Another featured speaker is Dr. Jim Hamilton, a professor of biblical theology at Southern Baptist Theological Seminary, who has suggested that the appropriate pastoral response to a transgender person is to call them to repentance and tell them that they are “removing themselves from the realm that is safe and the realm in which we can gladly interact with one another.”
“In other words,” he explains, “this is not me choosing to go away from you, and this is not me rejecting you; this is you taking yourself away from our relationship and you ending the normalcy that has existed between us.”
These are some of the architects responsible for manufacturing and perpetuating a cultural climate that justifies physical, psychological, and spiritual violence against trans and gender-nonconforming people. Fortunately, their destructive rhetoric isn’t going unchallenged.

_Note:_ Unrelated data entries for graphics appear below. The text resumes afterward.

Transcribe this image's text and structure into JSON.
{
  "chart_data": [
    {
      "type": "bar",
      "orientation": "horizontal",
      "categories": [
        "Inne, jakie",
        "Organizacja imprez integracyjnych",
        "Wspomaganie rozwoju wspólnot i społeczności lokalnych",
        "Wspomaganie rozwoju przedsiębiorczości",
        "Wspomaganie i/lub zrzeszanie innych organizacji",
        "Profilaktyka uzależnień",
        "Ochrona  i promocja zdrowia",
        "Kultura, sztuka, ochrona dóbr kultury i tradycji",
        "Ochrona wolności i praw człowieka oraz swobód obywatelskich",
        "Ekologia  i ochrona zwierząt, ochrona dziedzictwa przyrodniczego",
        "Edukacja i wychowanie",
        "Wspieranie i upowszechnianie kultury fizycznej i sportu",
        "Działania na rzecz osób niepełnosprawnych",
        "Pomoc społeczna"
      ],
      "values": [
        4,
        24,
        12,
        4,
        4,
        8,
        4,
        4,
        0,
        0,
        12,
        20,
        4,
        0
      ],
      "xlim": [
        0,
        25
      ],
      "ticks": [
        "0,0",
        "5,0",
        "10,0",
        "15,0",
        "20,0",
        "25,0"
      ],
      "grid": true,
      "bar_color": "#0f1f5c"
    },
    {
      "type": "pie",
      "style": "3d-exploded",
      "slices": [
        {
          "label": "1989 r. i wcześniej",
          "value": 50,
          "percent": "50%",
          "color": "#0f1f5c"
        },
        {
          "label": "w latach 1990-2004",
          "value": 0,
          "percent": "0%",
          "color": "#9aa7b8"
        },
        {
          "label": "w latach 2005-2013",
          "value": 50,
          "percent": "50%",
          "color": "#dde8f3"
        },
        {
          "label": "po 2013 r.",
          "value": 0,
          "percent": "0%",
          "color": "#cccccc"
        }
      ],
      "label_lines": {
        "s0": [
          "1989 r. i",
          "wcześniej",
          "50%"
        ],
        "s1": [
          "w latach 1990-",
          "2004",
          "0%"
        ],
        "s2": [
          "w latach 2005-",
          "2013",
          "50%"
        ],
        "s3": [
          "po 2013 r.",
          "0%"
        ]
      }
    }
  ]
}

In Louisville, there will be two grassroots youth-led actions at Southern Baptist Theological Seminary during the conference supported by the Fairness Campaign—a local LGBTQ social justice advocacy group—and Louisville Showing Up for Racial Justice. In particular, the groups will be lifting up the issue of violence against Black transgender women. This is the critical sort of resistance that is needed in the face of increasing attacks against trans and gender-nonconforming people. Presenting trans-affirming perspectives in the face of ideologies that ultimately function to promote anti-trans violence and persecution, and holding accountable the American culture warriors who propagate them here and abroad, is a vital part of our journey toward collective liberation.
This is why PRA has partnered with Soulforce to create Know Your Neighbors (KYN)—a project committed to confronting and containing the Christian Right’s anti-LGBTQ, anti-choice agenda. By strategically engaging in coordinated efforts to contain the toxic global spread of U.S. culture wars at their places of origin (where their impact is also being felt), KYN aims to “promote the values of dignity, respect, and justice for all people; interrupt the spread of religiously-based attacks on LGBTQI people and reproductive justice; and support the work of both local and international LGBTQI communities, women, and their allies.”